Os números evidenciam uma máxima já conhecida dos políticos experientes: eleição nacional não impacta na municipal. E se tem influência, ela é pouca, não a ponto de mudar os rumos de um pleito. A sensação que pode ter havido após o furor das eleições de 2018, quando Bolsonaro venceu, e de 2022, quando Lula foi o vitorioso, é que a máxima mencionada pode ter caído. Ledo engano.

Fala-se aqui de uma diferença de quase 30% entre aqueles que priorizam o apoio de um nome do cenário nacional e aqueles que se apegam ao apoio regional, no caso, o de Ronaldo Caiado. Os últimos eventos eleitorais em Goiânia e Região fazem coro a essa tese. A exemplo: conforme assessoria do pré-candidato do PL anunciado na vinda de Bolsonaro a Goiânia no último dia 19 de junho, Fred Rodrigues, a estimativa é que cerca de 2,8 mil pessoas tenham comparecido ao ato. Acontece que, nos bastidores, a expectativa era de quase o dobro disso, a se levar em conta o fato de ser um evento com Jair Bolsonaro em uma das capitais que mais deram votos a ele no último pleito presidencial.

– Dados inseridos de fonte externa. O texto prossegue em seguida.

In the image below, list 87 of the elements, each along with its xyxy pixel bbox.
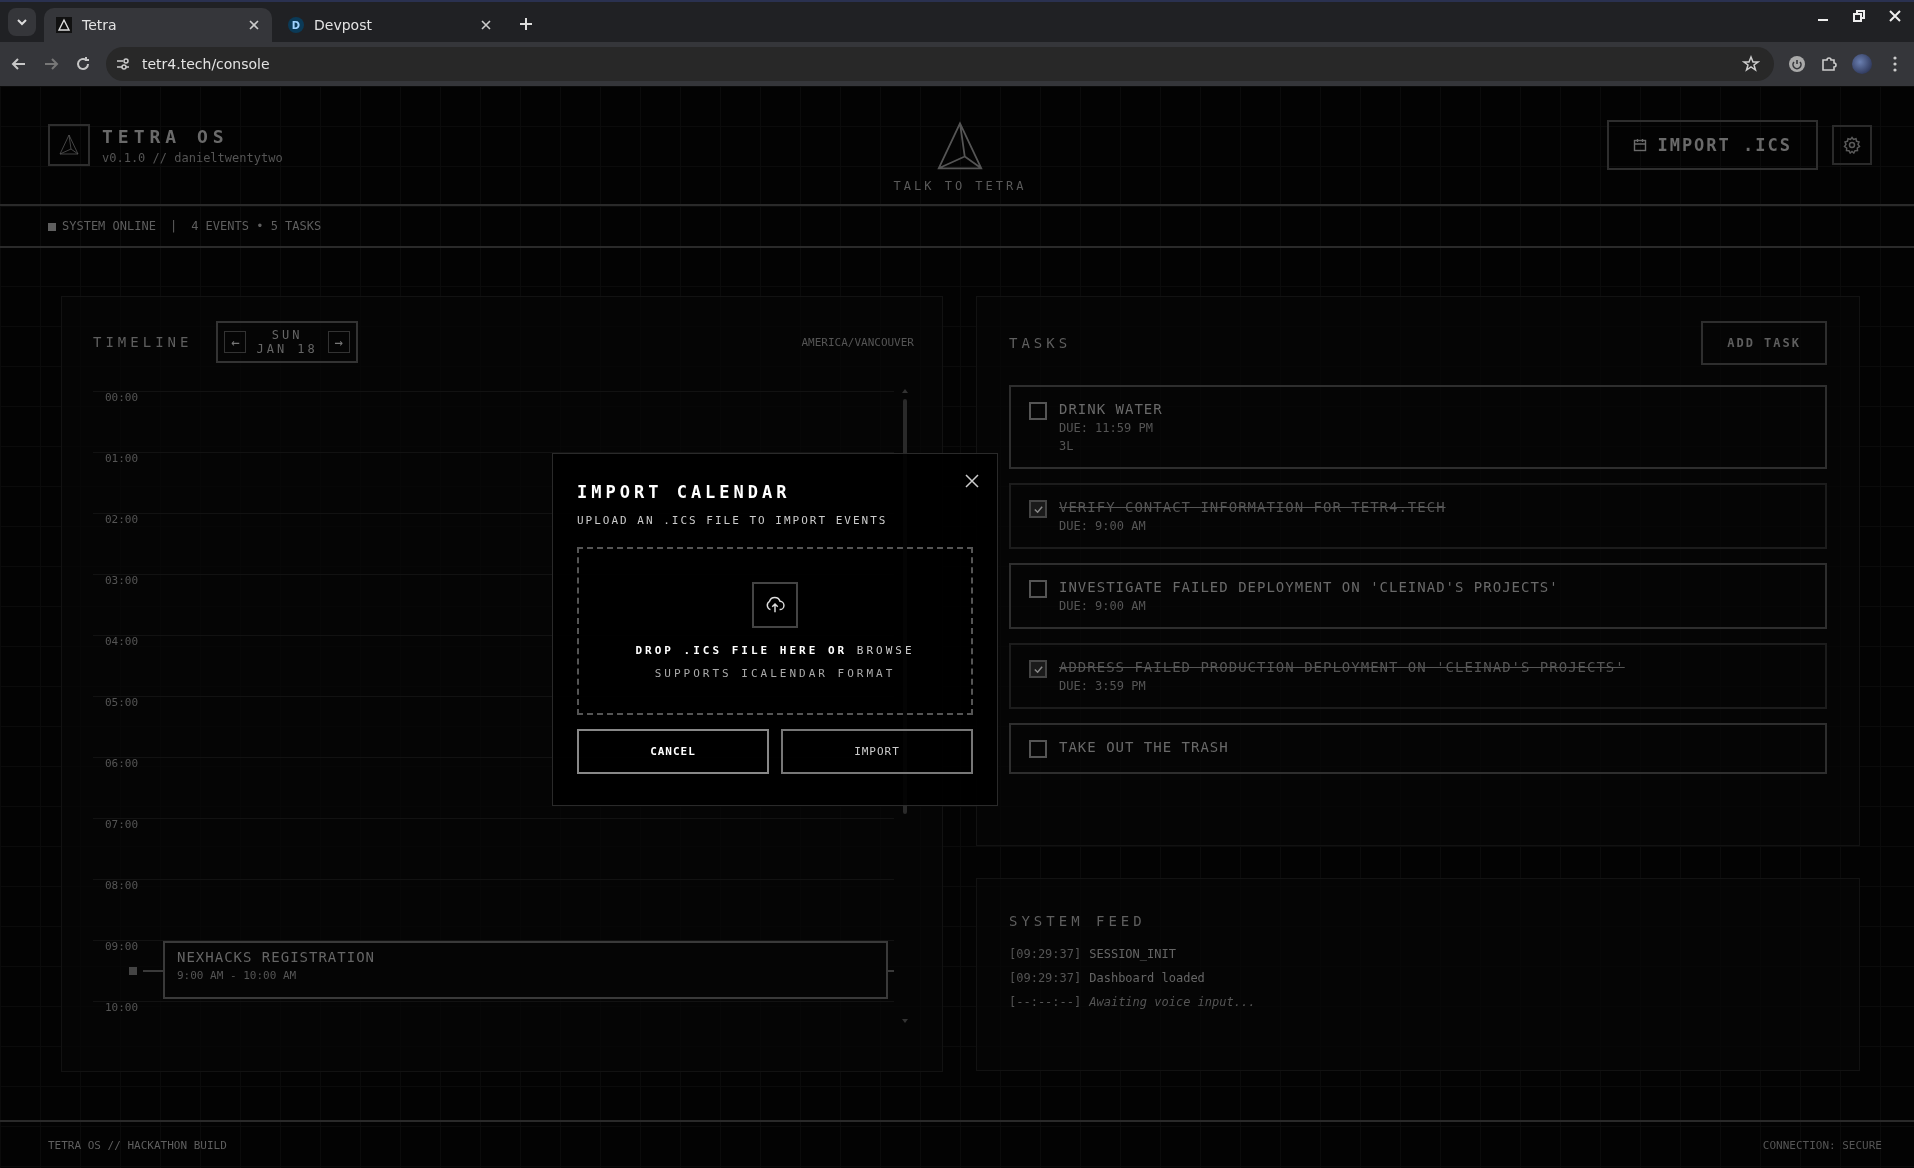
log-time: [--:--:--] <box>1009 995 1082 1009</box>
hour-label: 04:00 <box>105 635 140 649</box>
online-status: SYSTEM ONLINE <box>48 219 156 233</box>
format-hint: SUPPORTS ICALENDAR FORMAT <box>654 667 896 680</box>
hour-label: 09:00 <box>105 940 140 954</box>
task-card[interactable]: INVESTIGATE FAILED DEPLOYMENT ON 'CLEINAD'S PROJECTS' DUE: 9:00 AM <box>1009 563 1827 629</box>
footer-build: TETRA OS // HACKATHON BUILD <box>48 1138 227 1152</box>
panel-title: TASKS <box>1009 335 1072 351</box>
browser-tab[interactable]: D Devpost <box>276 8 504 42</box>
separator: | <box>169 219 178 233</box>
task-note: 3L <box>1059 439 1075 453</box>
timezone-label: AMERICA/VANCOUVER <box>801 335 914 349</box>
log-time: [09:29:37] <box>1009 947 1082 961</box>
task-checkbox[interactable] <box>1029 500 1047 518</box>
triangle-icon <box>58 134 80 156</box>
task-title: ADDRESS FAILED PRODUCTION DEPLOYMENT ON 'CLEINAD'S PROJECTS' <box>1059 659 1625 675</box>
task-card[interactable]: ADDRESS FAILED PRODUCTION DEPLOYMENT ON 'CLEINAD'S PROJECTS' DUE: 3:59 PM <box>1009 643 1827 709</box>
import-button[interactable]: IMPORT .ICS <box>1607 120 1818 170</box>
talk-label[interactable]: TALK TO TETRA <box>893 179 1027 193</box>
add-task-button[interactable]: ADD TASK <box>1701 321 1827 365</box>
task-due: DUE: 9:00 AM <box>1059 599 1147 613</box>
power-icon[interactable] <box>1788 55 1806 73</box>
hour-label: 02:00 <box>105 513 140 527</box>
summary-counts: 4 EVENTS • 5 TASKS <box>191 219 322 233</box>
weekday-label: SUN <box>271 328 303 342</box>
panel-title: SYSTEM FEED <box>1009 913 1147 929</box>
event-block[interactable]: NEXHACKS REGISTRATION 9:00 AM - 10:00 AM <box>163 941 888 999</box>
favicon-letter: D <box>288 17 304 33</box>
drop-zone[interactable]: DROP .ICS FILE HERE OR BROWSE SUPPORTS ICALENDAR FORMAT <box>577 547 973 715</box>
gear-icon <box>1843 136 1861 154</box>
dialog-title: IMPORT CALENDAR <box>577 482 792 502</box>
browse-link[interactable]: BROWSE <box>856 644 915 657</box>
task-title: TAKE OUT THE TRASH <box>1059 739 1229 755</box>
triangle-icon <box>56 17 72 33</box>
date-label: JAN 18 <box>256 342 318 356</box>
hour-label: 03:00 <box>105 574 140 588</box>
next-day-button[interactable]: → <box>327 331 350 353</box>
task-title: INVESTIGATE FAILED DEPLOYMENT ON 'CLEINAD'S PROJECTS' <box>1059 579 1559 595</box>
task-card[interactable]: VERIFY CONTACT INFORMATION FOR TETR4.TECH DUE: 9:00 AM <box>1009 483 1827 549</box>
log-message: Awaiting voice input... <box>1089 995 1256 1009</box>
app-title: TETRA OS <box>102 125 230 147</box>
browser-tab[interactable]: Tetra <box>44 8 272 42</box>
app-version: v0.1.0 // danieltwentytwo <box>102 150 283 165</box>
upload-button[interactable] <box>752 582 798 628</box>
log-message: Dashboard loaded <box>1089 971 1205 985</box>
task-title: VERIFY CONTACT INFORMATION FOR TETR4.TECH <box>1059 499 1446 515</box>
settings-button[interactable] <box>1832 125 1872 165</box>
task-checkbox[interactable] <box>1029 740 1047 758</box>
hour-label: 08:00 <box>105 879 140 893</box>
hour-label: 05:00 <box>105 696 140 710</box>
task-card[interactable]: DRINK WATER DUE: 11:59 PM 3L <box>1009 385 1827 469</box>
star-icon[interactable] <box>1742 55 1760 73</box>
task-title: DRINK WATER <box>1059 401 1163 417</box>
check-icon <box>1032 663 1044 675</box>
address-bar[interactable]: tetr4.tech/console <box>106 47 1774 81</box>
reload-icon[interactable] <box>74 55 92 73</box>
import-button[interactable]: IMPORT <box>781 729 973 774</box>
dialog-subtitle: UPLOAD AN .ICS FILE TO IMPORT EVENTS <box>577 514 889 527</box>
extensions-icon[interactable] <box>1820 55 1838 73</box>
drop-instruction: DROP .ICS FILE HERE OR BROWSE <box>635 644 915 657</box>
task-card[interactable]: TAKE OUT THE TRASH <box>1009 723 1827 774</box>
check-icon <box>1032 503 1044 515</box>
panel-title: TIMELINE <box>93 334 193 350</box>
log-message: SESSION_INIT <box>1089 947 1176 961</box>
hour-label: 06:00 <box>105 757 140 771</box>
restore-icon[interactable] <box>1852 9 1866 23</box>
hour-label: 01:00 <box>105 452 140 466</box>
log-time: [09:29:37] <box>1009 971 1082 985</box>
task-due: DUE: 3:59 PM <box>1059 679 1147 693</box>
close-icon[interactable] <box>480 19 492 31</box>
task-checkbox[interactable] <box>1029 402 1047 420</box>
cancel-button[interactable]: CANCEL <box>577 729 769 774</box>
caret-icon <box>16 16 28 28</box>
task-checkbox[interactable] <box>1029 660 1047 678</box>
previous-day-button[interactable]: ← <box>224 331 247 353</box>
hour-label: 10:00 <box>105 1001 140 1015</box>
connection-status: CONNECTION: SECURE <box>1762 1138 1882 1152</box>
task-due: DUE: 9:00 AM <box>1059 519 1147 533</box>
task-checkbox[interactable] <box>1029 580 1047 598</box>
calendar-icon <box>1633 138 1648 152</box>
tab-list-button[interactable] <box>8 8 36 36</box>
close-icon[interactable] <box>248 19 260 31</box>
site-settings-icon[interactable] <box>114 55 132 73</box>
hour-label: 00:00 <box>105 391 140 405</box>
task-due: DUE: 11:59 PM <box>1059 421 1154 435</box>
hour-label: 07:00 <box>105 818 140 832</box>
profile-avatar[interactable] <box>1852 54 1872 74</box>
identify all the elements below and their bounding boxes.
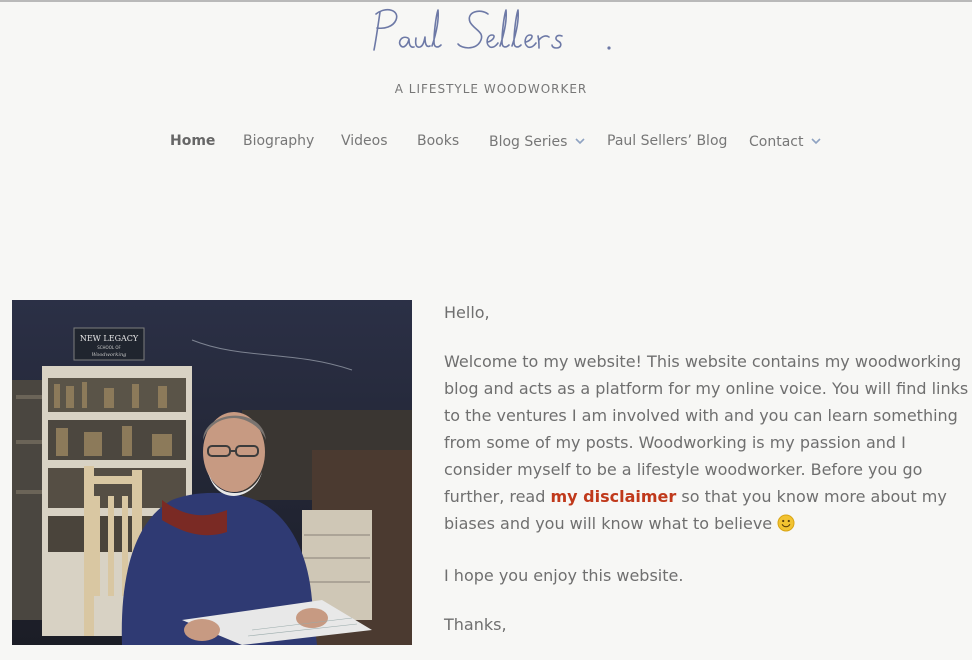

O único município que parece ter ficado dentro da margem do esperado das lideranças bolsonaristas durante a vinda do ex-presidente foi Anápolis – essa sim, tida quase em consenso como reduto conservador e bolsonarista. Uma praça lotada marcou o lançamento da pré-candidatura de Márcio Corrêa à Prefeitura de Goiânia – a estimativa, conforme apurado pelo Jornal Opção, foi de cerca de 5 mil pessoas presentes. Aqui, destacam-se os dados: estamos falando de uma cidade de 400 mil pessoas que reuniu mais de 5 mil em evento bolsonarista, em comparação com uma capital de quase 1,5 milhão de pessoas, cujo evento com o ex-presidente Bolsonaro contou com quase a metade do estimado na cidade interiorana.

A questão é que ambos os eventos mencionados tiveram caráter eleitoral municipal, o que leva a crer que, fosse Caiado, e não Bolsonaro, em cima do carro de som com Fred Rodrigues e Gustavo Gayer, a quantidade contada em Anápolis teria sido superada.

Seja pela situação de inelegibilidade de Bolsonaro, seja pelo esfriamento de parte da militância bolsonarista na capital, ou seja pela comprovação da tese de não interferência do cenário político-eleitoral no municipal, o cenário que se apresenta é de um Caiado circulando com as próprias pernas dentro da direita, sendo o detentor de uma influência de maior peso nesse campo em relação ao ex-presidente. Que os dois têm um bom alinhamento atualmente, isso é indiscutível. Mas se o governador depende disso para caminhar, aí já são outros quinhentos.